After Michael Jackson One, Las Vegas entertainment drifted to living concert performers — residencies — but even steady-going Cirque is a silent factor in that trend. “I don’t think (production shows) wanted to compete with us and the budgets that we have, so now you see a lot more headliners coming in,” Nadal notes.

Now 60 percent owned by the private-equity firm TPG — which helped it acquire rival Blue Man Group — Cirque is in “another transitional period” and growth spurt, Nadal says, with big new permanent shows on the horizon in Orlando and in China. Dinner-show and musical-theater experiments in other cities could find their way to the Strip. The Luxor show, Cirque’s first new Las Vegas venture in six years, will be “a significant departure from what we’ve done in the past,” with “a completely different performance vocabulary. It’s not going to be acrobatics-based. It’s not going to be a different version of what we’ve done before.”

While we wait for the next one, Cirque has pumped new money and life into Love and Mystère, the latter bringing original dancer Kati Renaud full circle as artistic director. She took a look at the original souvenir program, for old time’s sake. But the goal was to ask, “If we were starting from scratch, what would we do? We wanted to ‘zhush’ it up a bit,” she says. “Elevate it to the next place, to the next level.”

Jubilee! played on the Strip for 34 years.

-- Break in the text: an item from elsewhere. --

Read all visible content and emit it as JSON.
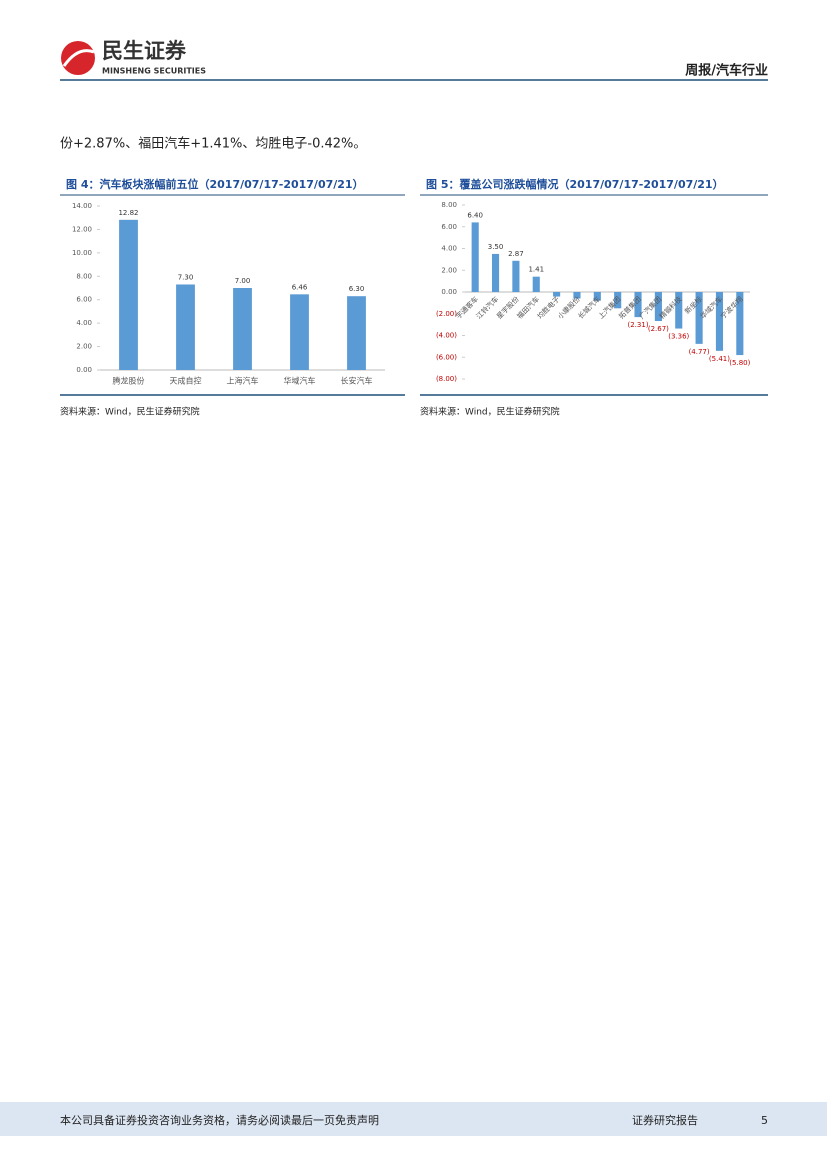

But change came awkwardly to that sinking Titanic, or not at all. And there’s one thing Nadal knows from his 25-plus years in Las Vegas. “We don’t want a dinosaur sitting there. You can see people that have remained what they were, and they have come and gone.”

The new show, the first since Michael Jackson One, brings back two push-pull questions that have been with the company as long as Mystère’s bungee acrobats: Can Cirque apply its special magic to subject matter beyond its original vision? (Yes with the Beatles and Michael Jackson, no with Elvis and Criss Angel.) And how many Cirques are too many for Las Vegas? (Previous answer: Seven or eight, if you open Viva Elvis or Zarkana during a recession.)

But it also has been 25 years since Frank Sinatra last sang in Las Vegas. The fact that  he last performed (at the MGM Grand, where KÀ would move in), just five months after Mystère opened, makes for a neat snapshot of that ever-churning Vegas cycle of the new replacing the old. Then again, perhaps Sinatra and Cirque aren’t so different. His signature song “My Way” — that dramatic recounting of struggle and triumph — easily applies to Cirque’s high-flying 25-year career of conquering the Strip on their own terms.